Abandon du projet de bouclier antimissile : les raisons de s’en réjouir

Article publié dans la revue étudiante de l’IEP de Strasbourg Forum à l’automne 2009.

Le 17 septembre dernier, soixante-dix ans jour pour jour après le début de l’invasion de la Pologne par son voisin soviétique, Barack Obama annonçait sa décision de revenir sur les engagements de son prédécesseur et de reconsidérer la manière dont les États-Unis devaient se défendre contre les risques d’attaques en provenance d’Iran. Alors qu’initialement, un bouclier antimissile aurait dû se matérialiser en Europe sous la forme d’un radar en République tchèque et de dix intercepteurs sur le territoire polonais, les recommandations du Secrétaire à la Défense Robert Gates, déjà en poste sous l’administration George W. Bush, font maintenant état d’une approche « par étapes » et « évolutive » en fonction des développements du programme d’armement que poursuit Téhéran.

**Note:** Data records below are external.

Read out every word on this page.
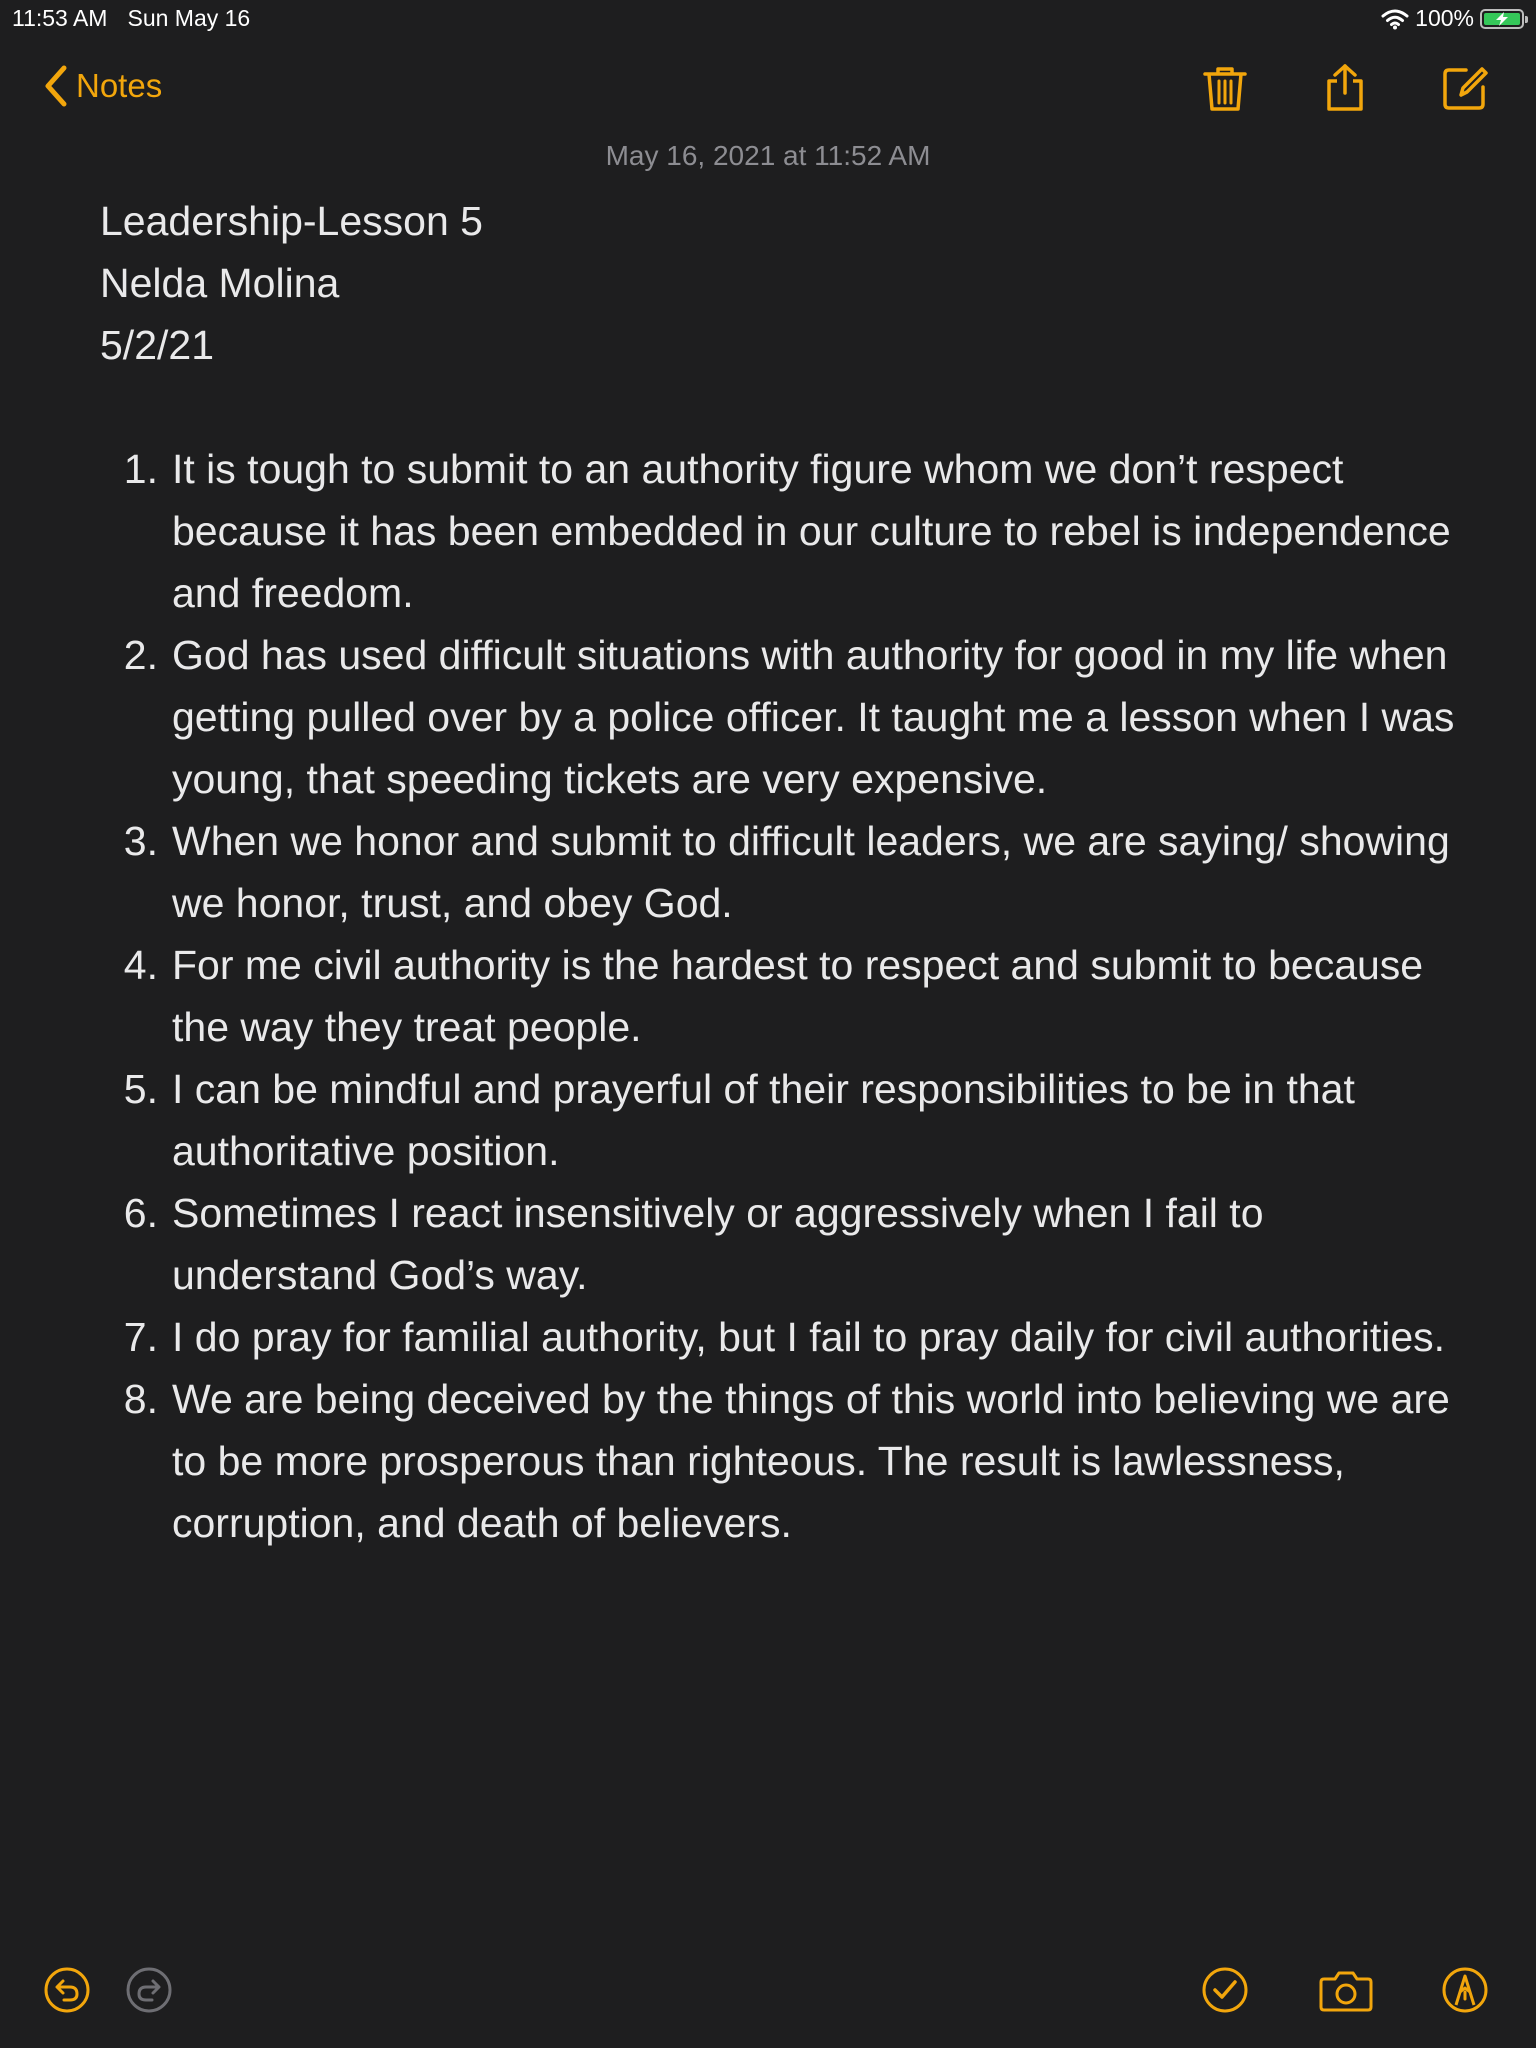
11:53 AM Sun May 16	100%
Notes
May 16, 2021 at 11:52 AM
Leadership-Lesson 5
Nelda Molina
5/2/21
1. It is tough to submit to an authority figure whom we don’t respect because it has been embedded in our culture to rebel is independence and freedom.
2. God has used difficult situations with authority for good in my life when getting pulled over by a police officer. It taught me a lesson when I was young, that speeding tickets are very expensive.
3. When we honor and submit to difficult leaders, we are saying/ showing we honor, trust, and obey God.
4. For me civil authority is the hardest to respect and submit to because the way they treat people.
5. I can be mindful and prayerful of their responsibilities to be in that authoritative position.
6. Sometimes I react insensitively or aggressively when I fail to understand God’s way.
7. I do pray for familial authority, but I fail to pray daily for civil authorities.
8. We are being deceived by the things of this world into believing we are to be more prosperous than righteous. The result is lawlessness, corruption, and death of believers.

Ce revirement s’explique par une réévaluation de la menace iranienne des services de renseignements américains, désormais davantage préoccupés par les missiles à courte et moyenne portée ― comme les Shahab-3 et Sejil-2 tirés il y a quelques jours ― que par des armes intercontinentales capables de traverser l’Atlantique. Le nouveau système antimissile est par conséquent basé sur des missiles SM-3 moins coûteux, déjà éprouvés, et a officiellement pour objectif de mieux défendre les alliés des États-Unis en Europe, au Proche-Orient ainsi que les troupes américaines stationnées sur place.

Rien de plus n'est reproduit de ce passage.